Türk devleti 2016 yılına gelindiğinde Gülencilerin sahibi olduğu TV kanallarını ve gazeteleri devralmaya, Gülen’le ilişkili işletmelerin varlıklarını ele geçirmeye ve ülkedeki Hizmet okullarını kapatmaya veya devralmaya başlamıştı.
Temmuz 2016’daki darbe girişiminden bir ay önce, Erdoğan, Gülenciler ve NATO hizasında olan subayların çoğunu, özellikle Suriye’ye girmeye muhalif olan askerleri görevden almaya karar vermişti. Bazı ordu subaylarının ve sadıklarının 15 Temmuz’daki darbe girişimi, Erdoğan’a olağanüstü hal ilan etme ve Gülencileri kitlesel tutuklama ve onlara işkence etme bahanesi sağladı. Hareketle ilişkili olduğu kabul edilenlere terörist denildi. Hareket FETO olarak adlandırıldı. Güney Afrika’daki Hizmet okullarında kurdeleler kesen Türk büyükelçisi, Güney Afrika’da Gülen Hareketi ile bağlantılı gazetecileri terörist ilan etmeye başladı.
Toplam 217 971 Hizmet hareketi üyesi gözaltına alındı, Türk devleti tarafından 82 842 kişi tutuklandı. İşlerinden yaklaşık 160.000 kişi kovuldu ve 1500 sivil toplum kuruluşu dağıtıldı. Tutuklananların birçoğu, Hizmet Hareketi ile uzaktan ilişkili idi, çocuklarıyla hapsedilen bir çok kadın da dahil.
Türkiye devleti, Gülen’e bağlı işadamlarının milyarlarca dolar değerinde varlıklarına el koydu.

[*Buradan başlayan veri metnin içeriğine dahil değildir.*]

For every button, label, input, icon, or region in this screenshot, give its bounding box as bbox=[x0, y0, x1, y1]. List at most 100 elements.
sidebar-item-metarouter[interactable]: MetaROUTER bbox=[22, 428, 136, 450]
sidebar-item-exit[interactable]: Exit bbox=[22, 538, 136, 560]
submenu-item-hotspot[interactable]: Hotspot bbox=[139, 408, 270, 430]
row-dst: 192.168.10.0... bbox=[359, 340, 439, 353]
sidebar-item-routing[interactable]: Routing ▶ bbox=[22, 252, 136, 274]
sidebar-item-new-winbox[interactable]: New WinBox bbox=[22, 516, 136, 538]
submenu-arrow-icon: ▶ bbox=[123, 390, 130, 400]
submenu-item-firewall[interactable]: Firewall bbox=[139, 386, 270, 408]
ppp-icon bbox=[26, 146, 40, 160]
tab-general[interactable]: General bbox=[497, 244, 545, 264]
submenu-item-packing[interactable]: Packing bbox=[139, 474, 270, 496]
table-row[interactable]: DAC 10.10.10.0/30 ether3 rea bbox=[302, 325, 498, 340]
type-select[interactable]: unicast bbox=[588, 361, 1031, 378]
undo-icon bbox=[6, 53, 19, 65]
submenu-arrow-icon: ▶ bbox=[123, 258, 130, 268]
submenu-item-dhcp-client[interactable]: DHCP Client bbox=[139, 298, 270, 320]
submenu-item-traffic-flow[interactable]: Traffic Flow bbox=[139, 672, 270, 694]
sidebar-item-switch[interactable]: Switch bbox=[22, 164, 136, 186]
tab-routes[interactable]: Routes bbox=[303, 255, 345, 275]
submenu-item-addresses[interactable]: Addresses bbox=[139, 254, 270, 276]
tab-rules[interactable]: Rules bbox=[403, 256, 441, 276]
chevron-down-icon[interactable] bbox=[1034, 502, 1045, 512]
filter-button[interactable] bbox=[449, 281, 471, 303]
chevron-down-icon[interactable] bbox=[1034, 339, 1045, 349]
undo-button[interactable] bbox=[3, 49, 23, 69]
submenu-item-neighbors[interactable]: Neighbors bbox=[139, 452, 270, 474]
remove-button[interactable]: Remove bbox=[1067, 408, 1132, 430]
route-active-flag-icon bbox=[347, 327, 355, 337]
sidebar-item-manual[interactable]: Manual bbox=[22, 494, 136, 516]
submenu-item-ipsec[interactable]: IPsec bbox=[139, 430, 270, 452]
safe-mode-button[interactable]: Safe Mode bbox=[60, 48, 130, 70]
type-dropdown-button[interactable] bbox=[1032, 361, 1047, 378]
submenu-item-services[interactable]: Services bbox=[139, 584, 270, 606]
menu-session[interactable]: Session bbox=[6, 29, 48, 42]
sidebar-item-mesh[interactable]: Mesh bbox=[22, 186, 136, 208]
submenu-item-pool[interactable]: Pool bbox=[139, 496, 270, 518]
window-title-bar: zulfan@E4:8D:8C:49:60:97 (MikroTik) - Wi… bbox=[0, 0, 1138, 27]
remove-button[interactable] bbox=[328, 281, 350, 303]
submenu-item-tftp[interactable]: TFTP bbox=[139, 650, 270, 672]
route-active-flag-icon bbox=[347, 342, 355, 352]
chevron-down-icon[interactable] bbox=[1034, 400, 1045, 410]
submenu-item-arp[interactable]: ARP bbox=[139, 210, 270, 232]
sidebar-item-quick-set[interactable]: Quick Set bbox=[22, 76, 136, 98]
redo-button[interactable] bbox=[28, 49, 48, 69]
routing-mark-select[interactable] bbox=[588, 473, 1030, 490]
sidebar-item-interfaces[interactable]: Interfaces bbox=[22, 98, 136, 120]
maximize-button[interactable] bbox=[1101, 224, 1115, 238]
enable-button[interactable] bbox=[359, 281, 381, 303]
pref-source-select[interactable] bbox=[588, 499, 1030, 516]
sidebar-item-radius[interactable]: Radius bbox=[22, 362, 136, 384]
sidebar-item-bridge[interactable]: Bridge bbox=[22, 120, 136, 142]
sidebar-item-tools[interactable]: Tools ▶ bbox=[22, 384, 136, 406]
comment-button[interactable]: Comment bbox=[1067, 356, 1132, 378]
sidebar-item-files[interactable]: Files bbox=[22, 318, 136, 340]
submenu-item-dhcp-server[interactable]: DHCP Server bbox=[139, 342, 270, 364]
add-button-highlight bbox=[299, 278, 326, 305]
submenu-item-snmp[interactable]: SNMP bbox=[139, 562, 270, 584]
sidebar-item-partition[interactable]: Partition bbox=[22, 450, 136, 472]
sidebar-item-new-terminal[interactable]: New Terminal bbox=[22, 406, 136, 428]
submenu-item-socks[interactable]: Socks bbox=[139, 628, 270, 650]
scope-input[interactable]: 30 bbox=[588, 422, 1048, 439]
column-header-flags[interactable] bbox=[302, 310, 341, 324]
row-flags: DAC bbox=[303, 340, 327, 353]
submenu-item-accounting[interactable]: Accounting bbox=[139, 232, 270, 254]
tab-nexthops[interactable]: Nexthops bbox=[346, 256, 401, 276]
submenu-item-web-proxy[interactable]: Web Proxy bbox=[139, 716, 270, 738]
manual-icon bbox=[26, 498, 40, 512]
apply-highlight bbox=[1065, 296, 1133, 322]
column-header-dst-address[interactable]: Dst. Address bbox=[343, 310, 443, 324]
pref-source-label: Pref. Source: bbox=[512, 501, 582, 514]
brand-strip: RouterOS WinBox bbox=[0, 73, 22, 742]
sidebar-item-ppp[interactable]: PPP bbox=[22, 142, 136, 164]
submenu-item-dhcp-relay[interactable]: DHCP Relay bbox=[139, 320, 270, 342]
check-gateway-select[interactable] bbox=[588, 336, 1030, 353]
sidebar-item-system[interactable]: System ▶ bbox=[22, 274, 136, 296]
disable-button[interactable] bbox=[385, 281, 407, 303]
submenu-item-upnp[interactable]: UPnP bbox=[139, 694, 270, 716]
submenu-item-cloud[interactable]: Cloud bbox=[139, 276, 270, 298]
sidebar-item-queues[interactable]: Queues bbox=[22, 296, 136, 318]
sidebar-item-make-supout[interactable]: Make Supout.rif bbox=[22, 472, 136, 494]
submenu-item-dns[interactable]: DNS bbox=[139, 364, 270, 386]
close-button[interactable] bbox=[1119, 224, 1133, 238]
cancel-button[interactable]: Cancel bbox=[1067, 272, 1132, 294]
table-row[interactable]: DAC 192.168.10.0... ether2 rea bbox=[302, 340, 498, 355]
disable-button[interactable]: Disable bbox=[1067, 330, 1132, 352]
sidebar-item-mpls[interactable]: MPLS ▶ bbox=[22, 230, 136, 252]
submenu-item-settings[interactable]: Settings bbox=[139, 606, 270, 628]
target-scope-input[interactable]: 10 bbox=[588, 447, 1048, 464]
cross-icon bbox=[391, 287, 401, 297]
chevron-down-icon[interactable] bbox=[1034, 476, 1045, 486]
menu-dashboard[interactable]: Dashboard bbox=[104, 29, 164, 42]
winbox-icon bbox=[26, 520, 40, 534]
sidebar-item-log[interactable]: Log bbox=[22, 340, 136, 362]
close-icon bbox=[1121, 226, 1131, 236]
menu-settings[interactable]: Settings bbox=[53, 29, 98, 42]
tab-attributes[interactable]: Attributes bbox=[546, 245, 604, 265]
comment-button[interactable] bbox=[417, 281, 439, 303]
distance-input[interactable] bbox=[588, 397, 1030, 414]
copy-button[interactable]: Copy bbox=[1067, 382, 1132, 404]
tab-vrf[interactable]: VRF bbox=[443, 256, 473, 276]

Midrand’daki Nizamiye Camii kompleksi ve kliniğini Nelson Mandela’nın duası ile kuran işadamı Ali Katırcıoğlu’nun Türkiye’de 4 milyar dolarlık (R58.6 milyar dolar) mal varlığına el konuldu.

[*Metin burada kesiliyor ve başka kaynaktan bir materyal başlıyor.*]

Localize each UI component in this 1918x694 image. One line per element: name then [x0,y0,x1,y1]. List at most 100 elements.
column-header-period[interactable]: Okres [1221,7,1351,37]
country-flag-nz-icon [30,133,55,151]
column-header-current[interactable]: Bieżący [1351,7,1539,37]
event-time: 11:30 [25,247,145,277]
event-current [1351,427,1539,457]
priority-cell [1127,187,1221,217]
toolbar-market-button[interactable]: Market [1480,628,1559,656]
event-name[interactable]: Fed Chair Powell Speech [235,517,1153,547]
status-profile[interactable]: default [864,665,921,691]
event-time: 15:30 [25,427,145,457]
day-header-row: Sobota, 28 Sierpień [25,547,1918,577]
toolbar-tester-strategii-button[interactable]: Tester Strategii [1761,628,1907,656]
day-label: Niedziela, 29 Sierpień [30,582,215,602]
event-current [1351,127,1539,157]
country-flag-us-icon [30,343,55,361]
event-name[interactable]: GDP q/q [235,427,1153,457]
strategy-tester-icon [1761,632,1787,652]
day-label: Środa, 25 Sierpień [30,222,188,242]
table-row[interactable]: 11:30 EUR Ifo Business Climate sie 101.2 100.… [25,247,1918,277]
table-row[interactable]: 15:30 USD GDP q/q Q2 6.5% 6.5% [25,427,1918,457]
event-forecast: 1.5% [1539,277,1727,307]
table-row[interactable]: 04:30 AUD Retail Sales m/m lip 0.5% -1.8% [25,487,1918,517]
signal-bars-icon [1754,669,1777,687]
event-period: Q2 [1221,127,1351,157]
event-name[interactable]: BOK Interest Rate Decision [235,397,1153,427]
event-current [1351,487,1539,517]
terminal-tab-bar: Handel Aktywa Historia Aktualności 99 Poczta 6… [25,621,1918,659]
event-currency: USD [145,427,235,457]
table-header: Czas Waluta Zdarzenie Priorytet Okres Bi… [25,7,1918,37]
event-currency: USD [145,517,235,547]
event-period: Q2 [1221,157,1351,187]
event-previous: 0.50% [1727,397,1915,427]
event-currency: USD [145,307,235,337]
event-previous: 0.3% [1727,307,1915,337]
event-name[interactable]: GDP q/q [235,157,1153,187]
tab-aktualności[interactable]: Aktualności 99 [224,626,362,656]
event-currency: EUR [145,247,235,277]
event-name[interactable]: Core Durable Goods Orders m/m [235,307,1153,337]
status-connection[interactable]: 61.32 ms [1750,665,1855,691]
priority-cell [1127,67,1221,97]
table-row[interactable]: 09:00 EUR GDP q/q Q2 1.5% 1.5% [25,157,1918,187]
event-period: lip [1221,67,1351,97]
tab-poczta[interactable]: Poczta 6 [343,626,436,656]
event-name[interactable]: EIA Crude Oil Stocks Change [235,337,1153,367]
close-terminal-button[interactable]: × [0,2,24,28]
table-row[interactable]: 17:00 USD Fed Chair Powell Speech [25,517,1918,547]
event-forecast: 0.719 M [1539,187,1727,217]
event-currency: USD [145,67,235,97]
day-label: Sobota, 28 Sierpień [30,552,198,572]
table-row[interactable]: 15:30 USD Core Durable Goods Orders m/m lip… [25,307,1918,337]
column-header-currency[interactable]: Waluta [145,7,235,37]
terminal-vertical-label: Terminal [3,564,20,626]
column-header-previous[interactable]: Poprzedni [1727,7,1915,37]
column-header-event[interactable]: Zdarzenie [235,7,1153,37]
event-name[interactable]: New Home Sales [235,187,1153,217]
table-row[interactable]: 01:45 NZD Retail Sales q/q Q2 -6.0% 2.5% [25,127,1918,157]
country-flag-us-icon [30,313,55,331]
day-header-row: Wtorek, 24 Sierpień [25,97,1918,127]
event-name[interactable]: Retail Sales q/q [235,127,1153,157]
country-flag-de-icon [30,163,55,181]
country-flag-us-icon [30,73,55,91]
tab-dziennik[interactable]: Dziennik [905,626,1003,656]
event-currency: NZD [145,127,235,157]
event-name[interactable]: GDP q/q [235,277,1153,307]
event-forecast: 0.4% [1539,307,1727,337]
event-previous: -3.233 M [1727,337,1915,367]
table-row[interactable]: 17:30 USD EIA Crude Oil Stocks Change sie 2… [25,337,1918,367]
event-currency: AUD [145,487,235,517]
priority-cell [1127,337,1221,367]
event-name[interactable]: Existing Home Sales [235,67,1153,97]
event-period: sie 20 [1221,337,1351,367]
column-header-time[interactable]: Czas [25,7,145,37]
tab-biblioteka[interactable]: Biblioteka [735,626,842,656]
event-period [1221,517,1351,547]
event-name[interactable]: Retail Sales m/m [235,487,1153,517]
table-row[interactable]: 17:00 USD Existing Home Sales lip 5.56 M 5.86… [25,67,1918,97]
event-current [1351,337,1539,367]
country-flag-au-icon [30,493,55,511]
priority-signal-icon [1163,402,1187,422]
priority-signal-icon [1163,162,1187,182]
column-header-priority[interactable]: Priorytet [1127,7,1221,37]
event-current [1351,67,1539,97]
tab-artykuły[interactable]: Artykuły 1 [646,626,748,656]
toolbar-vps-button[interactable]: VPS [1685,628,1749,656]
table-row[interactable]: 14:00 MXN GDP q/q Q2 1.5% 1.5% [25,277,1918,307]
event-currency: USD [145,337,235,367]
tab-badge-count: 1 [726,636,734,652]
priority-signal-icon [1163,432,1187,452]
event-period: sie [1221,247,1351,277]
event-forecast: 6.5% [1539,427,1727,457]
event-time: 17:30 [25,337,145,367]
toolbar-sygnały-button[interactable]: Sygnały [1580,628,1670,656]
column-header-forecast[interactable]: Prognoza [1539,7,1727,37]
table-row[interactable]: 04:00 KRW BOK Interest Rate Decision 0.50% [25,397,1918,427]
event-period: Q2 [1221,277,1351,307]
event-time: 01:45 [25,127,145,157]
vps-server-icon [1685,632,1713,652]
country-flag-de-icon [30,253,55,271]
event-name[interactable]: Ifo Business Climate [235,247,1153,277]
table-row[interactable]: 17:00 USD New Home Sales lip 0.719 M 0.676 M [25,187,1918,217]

En kötüsü muamele ise, Türk güvenlik teşkilatının, gözaltına alınanlara karşı uyguladığı işkenceler. İnsan hakları ihlalleri arasında cinsel işkence, açlık, uykudan mahrum bırakma, elektrik çarpması, tırnak çıkarma, boğulma, buzlu suya maruz kalma, erimiş plastik damlaması, soğuk ve yüksek basınçlı su ile işkence, keskin olmayan bir cisimle vücudun herhangi bir yerine yapılan darbe var.
Dünyanın dört bir yanındaki hükümetler, Hizmet hareketi üyelerini, özellikle de Hizmet okullarındaki öğretmenleri iade etmek için Türkiye tarafından baskı altına alınmış ve rüşvet almışlardır. Erdoğan’ın baskısına boyun eğen ülkeler arasında Malezya, Somali, Myanmar, Tayland, Nijerya, Pakistan, Kazakistan, Sudan, Afganistan ve Kamboçya yer alıyor. Birçok ülkede, Türk istihbaratı, kaçırmaları yapmak için yerel istihbarat teşkilatlarıyla birlikte çalıştı, Hizmet öğretmenleri geceleri evlerinden kaçırıldı ve hazır bekleyen Türk Hava Yolları uçaklarına alındı. Türkiye’ye vardıklarında gözaltına alındılar ve işkenceye maruz kaldılar.
ANC politikacıları, Hizmet üyelerinin iadesini kabul etmek ve ülkede en iyi performans gösteren okullar arasında olan kurumları kapatmak için Türkiye tarafından yoğun bir baskı altında tutuluyor.
Türkiye’nin farkına varması gereken şey, Güney Afrika’da hukukun üstünlüğünün canlı ve iyi olduğu ve Hizmet üyelerini Türkiye’de alıkoymak ve işkence görmeleri için iade etmek veya kaçırmak için hükümet ve istihbarat teşkilatlarımızın kolayca satın alınamaması. Anayasamız, hükümetimiz ve yargımız buna asla izin vermeyecek.